'It can't be as bad as that,' Felisin insisted.
'Nothing can be done,' Heboric said. 'We each fall into our lives and that's that. Some choices we make, but most are made for us.'
'Well,' Scillara retorted, 'you would think that, wouldn't you? But look at this stupid journey here, Heboric. True, at first we were just fleeing Raraku, that damned sea rising up out of the sands. Then it was that idiot priest of Shadow, and Cutter there, and suddenly we were following you – where? The island of Otataral. Why? Who knows, but it has something to do with those ghost hands of yours, something to do with you righting a wrong. And now I'm pregnant.'
'How does that last detail fit?' Felisin demanded, clearly exasperated.
'It just does, and no, I'm not interested in explaining. Gods below, I'm choking on these damned bugs! Cutter! Get back here, you brainless oaf!'
Heboric was amused by the stunned surprise in the young man's face as he turned round at the shout.
The Daru reined in and waited.
By the time the others arrived, he was cursing and slapping at insects.
'Now you know how we feel,' Scillara snapped.
'Then we should pick up our pace,' Cutter said. 'Is everyone all right with that? It'd be good for the horses, besides. They need some stretching out.'
I think we all need that. 'Set the pace, Cutter. I'm sure Greyfrog can keep up.'
'He jumps with his mouth open,' Scillara said.
'Maybe we should all try that,' Felisin suggested.
'Hah! I'm full up enough as it is!'
No god truly deserved its acolytes. It was an unequal relationship in every sense, Heboric told himself. Mortals could sacrifice their entire adult life in the pursuit of communion with their chosen god, and what was paid in return for such devotion? Not much at best; often, nothing at all. Was the faint touch from something, someone, far greater in power – was that enough?
When I touched Fener…
The Boar God would have been better served, he realized, with Heboric' s indifference. The thought cut into him like a saw-bladed, blunt knife – nothing smooth, nothing precise – and, as Cutter led them into a canter down the track, Heboric could only bare his teeth in a hard grimace against the spiritual pain.
From which rose a susurration of voices, all begging him, pleading with him. For what he could not give. Was this how gods felt?
Inundated with countless prayers, the seeking of blessing, the gift of redemption sought by myriad lost souls. So many that the god could only reel back, pummelled and stunned, and so answer every beseeching voice with nothing but silence.
But redemption was not a gift. Redemption had to be earned.
And so on we ride…
Scillara drew up alongside Cutter. She studied him until he became aware of the attention and swung his head round.
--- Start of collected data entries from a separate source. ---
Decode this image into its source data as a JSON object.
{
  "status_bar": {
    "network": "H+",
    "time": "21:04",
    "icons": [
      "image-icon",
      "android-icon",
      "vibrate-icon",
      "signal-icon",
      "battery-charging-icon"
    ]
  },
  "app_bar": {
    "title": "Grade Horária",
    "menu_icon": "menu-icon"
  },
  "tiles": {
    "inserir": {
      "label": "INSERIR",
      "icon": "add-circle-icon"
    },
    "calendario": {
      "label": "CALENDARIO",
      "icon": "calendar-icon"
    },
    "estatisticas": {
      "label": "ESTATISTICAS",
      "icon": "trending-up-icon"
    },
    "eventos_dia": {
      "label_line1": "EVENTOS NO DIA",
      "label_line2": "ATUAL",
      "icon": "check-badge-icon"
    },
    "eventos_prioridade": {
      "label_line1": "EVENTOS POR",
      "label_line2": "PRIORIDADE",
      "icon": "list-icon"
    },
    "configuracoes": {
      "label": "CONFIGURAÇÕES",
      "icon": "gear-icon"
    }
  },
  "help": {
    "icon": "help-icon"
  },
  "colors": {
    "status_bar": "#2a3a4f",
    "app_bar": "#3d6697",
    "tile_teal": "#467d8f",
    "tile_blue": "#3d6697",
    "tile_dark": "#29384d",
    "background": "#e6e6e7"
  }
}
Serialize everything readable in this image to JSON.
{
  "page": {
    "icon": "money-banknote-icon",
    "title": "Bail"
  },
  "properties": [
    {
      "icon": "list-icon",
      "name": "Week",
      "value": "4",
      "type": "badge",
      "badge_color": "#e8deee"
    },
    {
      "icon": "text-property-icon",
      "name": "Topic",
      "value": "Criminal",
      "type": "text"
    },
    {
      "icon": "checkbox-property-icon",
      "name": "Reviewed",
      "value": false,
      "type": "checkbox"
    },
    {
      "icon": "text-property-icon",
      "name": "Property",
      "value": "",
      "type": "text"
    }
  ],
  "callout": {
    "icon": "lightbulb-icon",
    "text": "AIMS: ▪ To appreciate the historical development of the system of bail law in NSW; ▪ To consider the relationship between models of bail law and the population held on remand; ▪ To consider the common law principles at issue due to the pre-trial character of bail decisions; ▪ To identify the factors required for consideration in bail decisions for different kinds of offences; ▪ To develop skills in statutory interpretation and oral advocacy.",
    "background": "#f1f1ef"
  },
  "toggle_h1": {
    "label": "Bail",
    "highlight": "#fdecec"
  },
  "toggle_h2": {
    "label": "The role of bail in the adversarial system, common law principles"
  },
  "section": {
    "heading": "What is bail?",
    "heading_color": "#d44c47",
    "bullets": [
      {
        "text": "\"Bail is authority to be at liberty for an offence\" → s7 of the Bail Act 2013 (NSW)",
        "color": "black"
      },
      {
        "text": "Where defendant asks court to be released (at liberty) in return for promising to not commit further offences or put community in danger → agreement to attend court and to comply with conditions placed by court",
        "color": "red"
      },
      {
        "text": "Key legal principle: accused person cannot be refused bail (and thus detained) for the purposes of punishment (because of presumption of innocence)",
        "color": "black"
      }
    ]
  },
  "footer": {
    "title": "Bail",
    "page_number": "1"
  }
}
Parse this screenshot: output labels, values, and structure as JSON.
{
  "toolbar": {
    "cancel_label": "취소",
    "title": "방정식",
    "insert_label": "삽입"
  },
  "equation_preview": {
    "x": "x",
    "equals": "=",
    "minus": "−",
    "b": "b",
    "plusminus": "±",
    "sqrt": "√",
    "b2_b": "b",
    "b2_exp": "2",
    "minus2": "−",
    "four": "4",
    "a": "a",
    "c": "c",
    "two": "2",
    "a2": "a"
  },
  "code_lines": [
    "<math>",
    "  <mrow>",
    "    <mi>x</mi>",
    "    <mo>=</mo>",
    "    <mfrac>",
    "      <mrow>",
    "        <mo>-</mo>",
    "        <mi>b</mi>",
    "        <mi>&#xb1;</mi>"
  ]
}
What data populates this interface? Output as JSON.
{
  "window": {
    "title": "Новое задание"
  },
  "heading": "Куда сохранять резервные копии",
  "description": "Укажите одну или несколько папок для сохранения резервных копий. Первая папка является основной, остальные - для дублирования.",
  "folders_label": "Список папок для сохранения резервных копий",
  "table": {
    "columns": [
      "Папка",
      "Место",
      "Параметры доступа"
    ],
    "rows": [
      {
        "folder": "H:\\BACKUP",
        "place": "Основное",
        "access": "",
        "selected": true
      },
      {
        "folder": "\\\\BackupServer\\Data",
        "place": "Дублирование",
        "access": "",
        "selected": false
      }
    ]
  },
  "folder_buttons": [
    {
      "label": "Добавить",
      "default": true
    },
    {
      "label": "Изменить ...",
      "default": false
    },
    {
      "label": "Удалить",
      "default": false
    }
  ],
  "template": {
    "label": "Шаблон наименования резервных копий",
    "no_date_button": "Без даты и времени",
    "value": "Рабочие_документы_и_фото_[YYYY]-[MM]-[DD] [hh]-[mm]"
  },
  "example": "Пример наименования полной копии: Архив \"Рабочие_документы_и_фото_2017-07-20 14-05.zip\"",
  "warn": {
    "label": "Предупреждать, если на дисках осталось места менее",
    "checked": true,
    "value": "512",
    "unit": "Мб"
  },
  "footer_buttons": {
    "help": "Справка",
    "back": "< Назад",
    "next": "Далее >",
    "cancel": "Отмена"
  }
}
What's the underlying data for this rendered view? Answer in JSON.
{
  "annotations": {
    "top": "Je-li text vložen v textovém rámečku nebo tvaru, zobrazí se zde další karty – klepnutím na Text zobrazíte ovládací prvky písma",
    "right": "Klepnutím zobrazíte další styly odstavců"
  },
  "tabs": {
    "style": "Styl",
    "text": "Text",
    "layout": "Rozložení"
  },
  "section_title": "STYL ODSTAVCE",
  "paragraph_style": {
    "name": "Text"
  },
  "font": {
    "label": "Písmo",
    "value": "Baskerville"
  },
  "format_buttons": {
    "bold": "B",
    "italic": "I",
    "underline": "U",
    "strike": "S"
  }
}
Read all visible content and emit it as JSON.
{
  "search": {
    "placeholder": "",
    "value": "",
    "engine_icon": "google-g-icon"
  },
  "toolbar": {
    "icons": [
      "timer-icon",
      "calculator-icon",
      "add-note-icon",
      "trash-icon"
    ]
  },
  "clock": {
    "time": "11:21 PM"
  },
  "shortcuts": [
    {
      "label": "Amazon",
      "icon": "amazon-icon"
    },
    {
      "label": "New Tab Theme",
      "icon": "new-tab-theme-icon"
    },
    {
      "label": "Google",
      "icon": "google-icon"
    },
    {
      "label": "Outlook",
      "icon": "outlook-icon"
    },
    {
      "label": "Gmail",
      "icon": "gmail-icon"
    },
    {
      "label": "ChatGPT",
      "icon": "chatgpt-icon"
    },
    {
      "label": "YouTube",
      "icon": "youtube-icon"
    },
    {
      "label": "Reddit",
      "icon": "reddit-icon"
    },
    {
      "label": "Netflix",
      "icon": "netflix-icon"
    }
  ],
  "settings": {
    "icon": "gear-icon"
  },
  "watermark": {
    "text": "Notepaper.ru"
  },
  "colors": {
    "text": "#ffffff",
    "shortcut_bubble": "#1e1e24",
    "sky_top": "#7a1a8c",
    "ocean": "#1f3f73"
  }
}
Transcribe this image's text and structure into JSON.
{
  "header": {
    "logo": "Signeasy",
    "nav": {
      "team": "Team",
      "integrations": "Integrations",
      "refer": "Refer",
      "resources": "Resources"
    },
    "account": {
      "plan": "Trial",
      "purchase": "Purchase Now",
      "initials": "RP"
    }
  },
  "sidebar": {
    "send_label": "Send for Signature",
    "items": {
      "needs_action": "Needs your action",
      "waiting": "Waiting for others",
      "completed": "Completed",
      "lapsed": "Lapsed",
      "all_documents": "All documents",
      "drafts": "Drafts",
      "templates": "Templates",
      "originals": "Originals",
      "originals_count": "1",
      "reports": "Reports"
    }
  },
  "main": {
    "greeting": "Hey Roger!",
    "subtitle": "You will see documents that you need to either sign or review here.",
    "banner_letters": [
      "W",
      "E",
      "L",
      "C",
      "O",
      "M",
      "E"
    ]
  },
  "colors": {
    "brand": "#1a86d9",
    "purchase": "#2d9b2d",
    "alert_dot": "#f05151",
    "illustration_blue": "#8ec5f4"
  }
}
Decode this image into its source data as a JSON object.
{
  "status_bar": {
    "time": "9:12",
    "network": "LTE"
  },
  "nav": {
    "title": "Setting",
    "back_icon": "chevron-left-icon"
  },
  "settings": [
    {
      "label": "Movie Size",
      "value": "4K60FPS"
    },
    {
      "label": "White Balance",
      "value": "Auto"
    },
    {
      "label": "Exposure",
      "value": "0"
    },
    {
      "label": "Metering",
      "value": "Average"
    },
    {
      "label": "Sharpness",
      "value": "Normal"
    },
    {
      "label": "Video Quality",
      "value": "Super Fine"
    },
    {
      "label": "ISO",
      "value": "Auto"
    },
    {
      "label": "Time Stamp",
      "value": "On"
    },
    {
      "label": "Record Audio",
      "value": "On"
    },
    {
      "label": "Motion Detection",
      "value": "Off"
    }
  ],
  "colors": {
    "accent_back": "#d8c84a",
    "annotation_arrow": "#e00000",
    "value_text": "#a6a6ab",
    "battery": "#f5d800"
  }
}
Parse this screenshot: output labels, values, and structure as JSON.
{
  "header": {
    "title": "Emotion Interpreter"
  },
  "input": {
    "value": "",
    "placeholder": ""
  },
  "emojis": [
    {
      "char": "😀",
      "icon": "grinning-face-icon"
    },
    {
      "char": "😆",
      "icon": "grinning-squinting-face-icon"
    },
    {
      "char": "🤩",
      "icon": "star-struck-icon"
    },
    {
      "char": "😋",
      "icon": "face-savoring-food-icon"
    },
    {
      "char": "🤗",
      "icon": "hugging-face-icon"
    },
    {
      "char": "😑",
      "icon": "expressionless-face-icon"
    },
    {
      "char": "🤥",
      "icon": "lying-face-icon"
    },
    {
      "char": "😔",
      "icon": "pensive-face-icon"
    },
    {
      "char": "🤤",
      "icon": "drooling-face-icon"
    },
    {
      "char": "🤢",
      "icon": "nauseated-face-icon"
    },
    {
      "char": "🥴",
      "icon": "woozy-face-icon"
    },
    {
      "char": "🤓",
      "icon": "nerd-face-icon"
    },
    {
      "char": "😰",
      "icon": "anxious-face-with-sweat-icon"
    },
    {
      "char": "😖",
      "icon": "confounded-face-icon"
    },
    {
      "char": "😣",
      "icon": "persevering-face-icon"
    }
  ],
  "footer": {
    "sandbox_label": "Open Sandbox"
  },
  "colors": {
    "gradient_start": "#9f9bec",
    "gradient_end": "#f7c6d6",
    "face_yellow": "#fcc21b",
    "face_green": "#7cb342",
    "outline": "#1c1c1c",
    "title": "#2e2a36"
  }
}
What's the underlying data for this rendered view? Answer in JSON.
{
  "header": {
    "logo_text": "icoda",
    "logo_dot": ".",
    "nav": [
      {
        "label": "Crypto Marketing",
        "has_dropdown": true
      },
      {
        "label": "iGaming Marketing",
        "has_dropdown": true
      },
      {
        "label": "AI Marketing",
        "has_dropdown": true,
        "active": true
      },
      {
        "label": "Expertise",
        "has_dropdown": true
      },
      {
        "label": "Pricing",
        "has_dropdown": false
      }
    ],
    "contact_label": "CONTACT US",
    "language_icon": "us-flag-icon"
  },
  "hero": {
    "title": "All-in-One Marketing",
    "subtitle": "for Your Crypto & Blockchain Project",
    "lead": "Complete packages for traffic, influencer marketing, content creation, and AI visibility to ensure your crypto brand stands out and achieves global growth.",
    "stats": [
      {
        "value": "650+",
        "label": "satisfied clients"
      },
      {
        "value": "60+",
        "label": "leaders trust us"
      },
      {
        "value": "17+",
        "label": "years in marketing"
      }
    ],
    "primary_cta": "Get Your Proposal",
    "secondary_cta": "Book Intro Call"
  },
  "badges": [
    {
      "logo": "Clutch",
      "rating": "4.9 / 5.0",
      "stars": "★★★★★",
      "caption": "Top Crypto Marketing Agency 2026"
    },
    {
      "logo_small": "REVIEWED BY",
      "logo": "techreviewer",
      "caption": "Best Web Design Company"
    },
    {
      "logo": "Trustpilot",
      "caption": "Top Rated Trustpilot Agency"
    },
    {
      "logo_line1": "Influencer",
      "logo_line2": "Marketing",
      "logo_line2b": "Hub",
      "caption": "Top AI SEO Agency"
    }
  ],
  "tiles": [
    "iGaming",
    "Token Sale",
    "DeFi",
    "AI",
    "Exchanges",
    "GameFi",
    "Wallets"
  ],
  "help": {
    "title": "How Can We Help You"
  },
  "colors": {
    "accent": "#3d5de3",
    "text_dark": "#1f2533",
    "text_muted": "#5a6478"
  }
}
'What is it? What's wrong?'
'Who said anything was wrong?'
'Well, it's been a rather long list of complaints from you of late, Scillara.'
'No, it's been a short list. I just like repeating myself.'
She watched him sigh, then he shrugged and said, 'We're maybe a week from the coast. I'm beginning to wonder if it was a good thing to take this overland route… through completely unpopulated areas. We're always rationing our food and we're all suffering from that, excepting maybe you and Greyfrog. And we're growing increasingly paranoid, fleeing from every dust-trail and journey-house.' He shook his head. '
Nothing's after us. We're not being hunted. Nobody gives a damn what we're up to or where we're going.'
'What if you're wrong?' Scillara asked. She looped the reins over the saddle horn and began repacking her pipe. His horse misstepped, momentarily jolting her. She winced. 'Some advice for you, Cutter. If you ever get pregnant, don't ride a horse.'
'I'll try to remember that,' he said. 'Anyway, you're right. I might be wrong. But I don't think I am. It's not like we've set a torrid pace, so if hunters were after us, they'd have caught up long ago.'
She had an obvious reply to that, but let it go. 'Have you been looking around, Cutter? As we've travelled? All these weeks in this seeming wasteland?'
'Only as much as I need to, why?'
'Heboric's chosen this path, but it's not by accident. Sure, it's a wasteland now, but it wasn't always one. I've started noticing things, and not just the obvious ones like that ruined city we passed near.
We've been on old roads – loads that were once bigger, level, often raised. Roads from a civilization that's all gone now. And look at that stretch of ground over there,' she pointed southward. 'See the ripples? That's furrowing, old, almost worn away, but when the light lengthens you can start to make it out. It was all once tilled.